The plot itself is very similar to the James Bond film Tomorrow Never Dies, since it comes down to an outside force trying to start a war for their own ends. Continuing with the Bond film there is a certain feel in the early part of the film with Erik’s global travelling and the scene with Moira in bra and panties, which was very much like something from a Bond or even Austin Powers movie.
X-Men: First Class is a film that focuses on characters and relationships, a strength of any good action film, or as I see it, an X-Men film with action in it. There are strong ideologies being formed with Shaw taking the place of Magneto in this world. There are also ideas about how government circles and intelligence agencies would react to the discovery of a new breed of humanity. The Nazi Scientist was very much like the Emperor in Star Wars, pretty much saying “let the anger consume you”.
What X-Men: First Class needed in order to be successful was a strong chemistry between McAvoy and Fassbender, which we got. They have a yin and yang relationship as they share a goal but have two different ways about how to achieve it, yet you can still believe they are friends. Many of the supporting cast members were strong, Bacon is of course, intelligent and powerful with a sinister Southern accent and capably assisted by the beautiful January Jones.

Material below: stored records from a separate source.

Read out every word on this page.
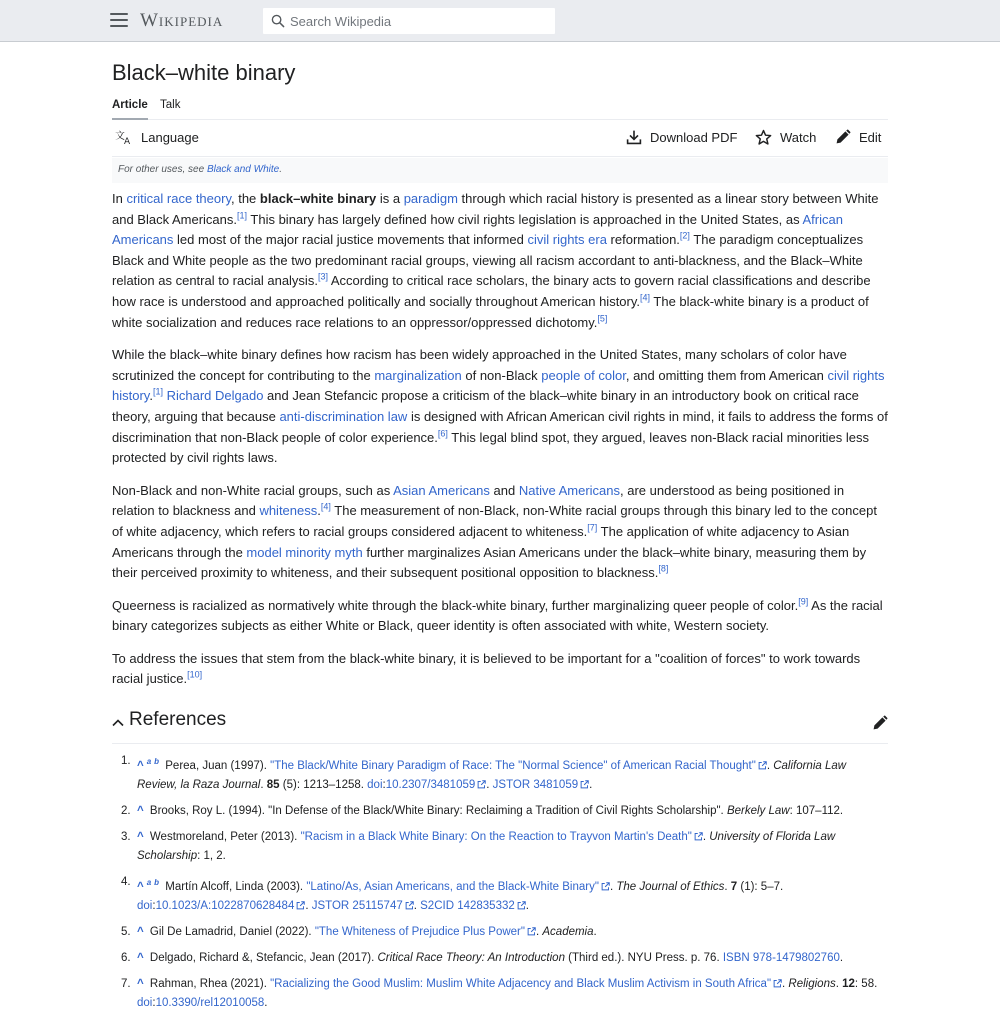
Wikipedia
Search Wikipedia
Black–white binary
Article Talk
文
A Language	Download PDF	Watch	Edit
For other uses, see Black and White.

In critical race theory, the black–white binary is a paradigm through which racial history is presented as a linear story between White and Black Americans.[1] This binary has largely defined how civil rights legislation is approached in the United States, as African Americans led most of the major racial justice movements that informed civil rights era reformation.[2] The paradigm conceptualizes Black and White people as the two predominant racial groups, viewing all racism accordant to anti-blackness, and the Black–White relation as central to racial analysis.[3] According to critical race scholars, the binary acts to govern racial classifications and describe how race is understood and approached politically and socially throughout American history.[4] The black-white binary is a product of white socialization and reduces race relations to an oppressor/oppressed dichotomy.[5]

While the black–white binary defines how racism has been widely approached in the United States, many scholars of color have scrutinized the concept for contributing to the marginalization of non-Black people of color, and omitting them from American civil rights history.[1] Richard Delgado and Jean Stefancic propose a criticism of the black–white binary in an introductory book on critical race theory, arguing that because anti-discrimination law is designed with African American civil rights in mind, it fails to address the forms of discrimination that non-Black people of color experience.[6] This legal blind spot, they argued, leaves non-Black racial minorities less protected by civil rights laws.

Non-Black and non-White racial groups, such as Asian Americans and Native Americans, are understood as being positioned in relation to blackness and whiteness.[4] The measurement of non-Black, non-White racial groups through this binary led to the concept of white adjacency, which refers to racial groups considered adjacent to whiteness.[7] The application of white adjacency to Asian Americans through the model minority myth further marginalizes Asian Americans under the black–white binary, measuring them by their perceived proximity to whiteness, and their subsequent positional opposition to blackness.[8]

Queerness is racialized as normatively white through the black-white binary, further marginalizing queer people of color.[9] As the racial binary categorizes subjects as either White or Black, queer identity is often associated with white, Western society.

To address the issues that stem from the black-white binary, it is believed to be important for a "coalition of forces" to work towards racial justice.[10]

References
1. ^ $^a$ $^b$ Perea, Juan (1997). "The Black/White Binary Paradigm of Race: The "Normal Science" of American Racial Thought" . California Law Review, la Raza Journal. 85 (5): 1213–1258. doi:10.2307/3481059 . JSTOR 3481059 .
2. ^ Brooks, Roy L. (1994). "In Defense of the Black/White Binary: Reclaiming a Tradition of Civil Rights Scholarship". Berkely Law: 107–112.
3. ^ Westmoreland, Peter (2013). "Racism in a Black White Binary: On the Reaction to Trayvon Martin's Death" . University of Florida Law Scholarship: 1, 2.
4. ^ $^a$ $^b$ Martín Alcoff, Linda (2003). "Latino/As, Asian Americans, and the Black-White Binary" . The Journal of Ethics. 7 (1): 5–7. doi:10.1023/A:1022870628484 . JSTOR 25115747 . S2CID 142835332 .
5. ^ Gil De Lamadrid, Daniel (2022). "The Whiteness of Prejudice Plus Power" . Academia.
6. ^ Delgado, Richard &, Stefancic, Jean (2017). Critical Race Theory: An Introduction (Third ed.). NYU Press. p. 76. ISBN 978-1479802760.
7. ^ Rahman, Rhea (2021). "Racializing the Good Muslim: Muslim White Adjacency and Black Muslim Activism in South Africa" . Religions. 12: 58. doi:10.3390/rel12010058.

Some of the characters were sidelined, but I am sure they will be developed in the sequel.
As a fanboy, I could make a list of things the filmmakers got wrong from the comics and continuity with the first three films, but it was so well made as a stand-alone movie it doesn’t really matter. Really, it’s just as much a reboot as it is a prequel. There are also plenty of cameos that will keep fans happy. X-Men: First Class is the best X-Men film since X2: X-Men United.